日本の精神科訪問看護は利用者数が年々増加しており、2007年に約1万4千人だった利用者数は2015年には約5万2千人にまで拡大しました。地域で暮らす精神疾患を持つ方の支援において、GAFをはじめとする機能評価の質をどう担保するかがますます問われます。
今後、制度がWHODAS 2.0やその他の評価ツールを採用する可能性もゼロではありませんが、当面はGAFが精神科訪問看護の実務を支える基盤であり続けるでしょう。
よくある質問
- GAF評価のスコアは誰がつけるのですか?
-
GAFスコアは原則として主治医(精神科医)が評価し、精神科訪問看護指示書に記載します。訪問看護師が独自にスコアを算出して公式記録に用いるわけではありませんが、訪問時の観察に基づいて主治医に情報提供を行うことは大切な役割です。
主治医との連携の中で、利用者の生活状況を定期的に報告することで、より実態に即したGAFスコアの評価につながります。
- GAF尺度のスコアはどのくらいの頻度で見直すべきですか?
-
精神科訪問看護指示書は通常月1回の更新となるため、GAFスコアも月に1回見直されるのが一般的です。ただし、利用者の状態に急な変化があった場合には、指示書の更新を待たずに主治医へ報告し、スコアの再評価を依頼しましょう。
症状が安定している利用者であっても、定期的な見直しによって小さな変化を見逃さずに済むため、月次の確認は有効といえます。
- GAFスコアが低いと精神科訪問看護の回数は増やせますか?
-
GAFスコアが低いこと自体が訪問回数を自動的に増やす根拠になるわけではありませんが、重症度の高さを示す指標として、訪問頻度の増加を検討する際の材料になります。回数を変更するには主治医の指示書による根拠づけが必要であり、スコアの数値だけで判断するものではありません。

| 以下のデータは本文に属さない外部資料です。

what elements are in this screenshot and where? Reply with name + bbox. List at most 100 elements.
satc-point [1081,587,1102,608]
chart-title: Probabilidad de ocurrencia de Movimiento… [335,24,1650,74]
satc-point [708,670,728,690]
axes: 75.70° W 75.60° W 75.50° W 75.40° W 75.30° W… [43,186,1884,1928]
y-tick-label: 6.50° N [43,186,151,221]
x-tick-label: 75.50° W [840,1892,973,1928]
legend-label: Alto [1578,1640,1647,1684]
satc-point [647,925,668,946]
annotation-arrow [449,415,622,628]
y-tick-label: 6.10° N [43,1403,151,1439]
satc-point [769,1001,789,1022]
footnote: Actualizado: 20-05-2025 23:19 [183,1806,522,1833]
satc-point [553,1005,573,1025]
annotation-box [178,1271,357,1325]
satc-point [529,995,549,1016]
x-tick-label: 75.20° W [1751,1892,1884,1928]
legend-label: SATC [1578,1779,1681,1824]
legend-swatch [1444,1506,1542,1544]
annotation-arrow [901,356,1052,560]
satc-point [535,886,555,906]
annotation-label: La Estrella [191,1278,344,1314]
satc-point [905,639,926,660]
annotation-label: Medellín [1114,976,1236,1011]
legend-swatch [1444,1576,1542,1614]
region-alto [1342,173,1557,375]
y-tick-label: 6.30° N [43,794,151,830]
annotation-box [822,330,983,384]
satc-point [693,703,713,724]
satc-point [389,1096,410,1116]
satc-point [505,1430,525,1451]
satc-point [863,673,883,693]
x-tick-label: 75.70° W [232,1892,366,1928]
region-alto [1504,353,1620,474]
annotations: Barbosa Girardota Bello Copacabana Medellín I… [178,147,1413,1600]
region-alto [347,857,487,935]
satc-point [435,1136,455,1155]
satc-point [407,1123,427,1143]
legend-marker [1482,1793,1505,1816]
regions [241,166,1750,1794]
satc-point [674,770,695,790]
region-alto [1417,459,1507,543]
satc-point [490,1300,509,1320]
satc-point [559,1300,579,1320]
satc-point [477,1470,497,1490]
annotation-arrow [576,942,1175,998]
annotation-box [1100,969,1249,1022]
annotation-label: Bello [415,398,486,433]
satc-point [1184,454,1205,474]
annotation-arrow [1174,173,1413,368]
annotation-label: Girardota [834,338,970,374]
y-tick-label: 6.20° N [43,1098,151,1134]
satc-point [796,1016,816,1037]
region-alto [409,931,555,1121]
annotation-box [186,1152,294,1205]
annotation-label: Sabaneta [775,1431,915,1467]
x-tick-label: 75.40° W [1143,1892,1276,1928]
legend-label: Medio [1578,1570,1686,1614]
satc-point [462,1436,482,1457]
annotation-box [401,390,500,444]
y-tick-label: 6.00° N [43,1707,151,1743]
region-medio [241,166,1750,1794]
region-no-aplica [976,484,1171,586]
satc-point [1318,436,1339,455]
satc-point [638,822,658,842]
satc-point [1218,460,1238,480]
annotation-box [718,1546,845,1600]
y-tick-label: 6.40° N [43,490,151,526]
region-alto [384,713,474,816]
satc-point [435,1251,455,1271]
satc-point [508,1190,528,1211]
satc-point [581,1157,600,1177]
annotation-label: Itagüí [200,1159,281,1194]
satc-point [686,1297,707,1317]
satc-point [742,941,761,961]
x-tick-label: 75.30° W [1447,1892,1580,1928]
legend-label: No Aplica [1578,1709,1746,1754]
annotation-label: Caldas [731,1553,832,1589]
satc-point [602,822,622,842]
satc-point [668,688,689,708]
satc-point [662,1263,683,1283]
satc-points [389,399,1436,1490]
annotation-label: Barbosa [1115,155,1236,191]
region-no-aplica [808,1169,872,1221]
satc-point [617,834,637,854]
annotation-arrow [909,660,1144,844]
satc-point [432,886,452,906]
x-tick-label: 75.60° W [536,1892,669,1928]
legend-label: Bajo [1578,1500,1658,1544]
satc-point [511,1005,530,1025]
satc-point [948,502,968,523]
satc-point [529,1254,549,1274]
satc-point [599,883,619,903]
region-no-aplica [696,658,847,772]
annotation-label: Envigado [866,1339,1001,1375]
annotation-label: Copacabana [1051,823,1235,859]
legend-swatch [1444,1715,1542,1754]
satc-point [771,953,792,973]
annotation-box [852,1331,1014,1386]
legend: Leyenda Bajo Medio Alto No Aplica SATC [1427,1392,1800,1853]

利用者の生活全体を踏まえたうえで、主治医やケアマネジャーと協議して訪問計画を調整する姿勢が大切です。
- GAF評価とWHODAS 2.0はどちらを使うべきですか?
-
精神科訪問看護における診療報酬算定では、現在もGAFスコアの記載を制度上必要としています。そのため、算定実務の面ではGAFを使う場面が中心になるでしょう。
一方、WHODAS 2.0は利用者自身の視点を取り入れた多面的な評価が可能であり、リハビリテーションの計画や効果測定に活用する施設も出てきています。両者は競合するものではなく、目的に応じて使い分けるのが現実的な対応です。
- GAFスコアの採点に資格や研修は必要ですか?
-
GAFの採点に特別な資格は定められていませんが、評価の精度を高めるためには研修を受けることが推奨されています。研究では、短時間のトレーニングでも評価者間の一致度が大きく向上することが示されています。
精神科訪問看護に従事する看護師であれば、ステーション内で事例検討会を開いたり、採点基準を共有したりする取り組みが、日々の評価の質向上に直結します。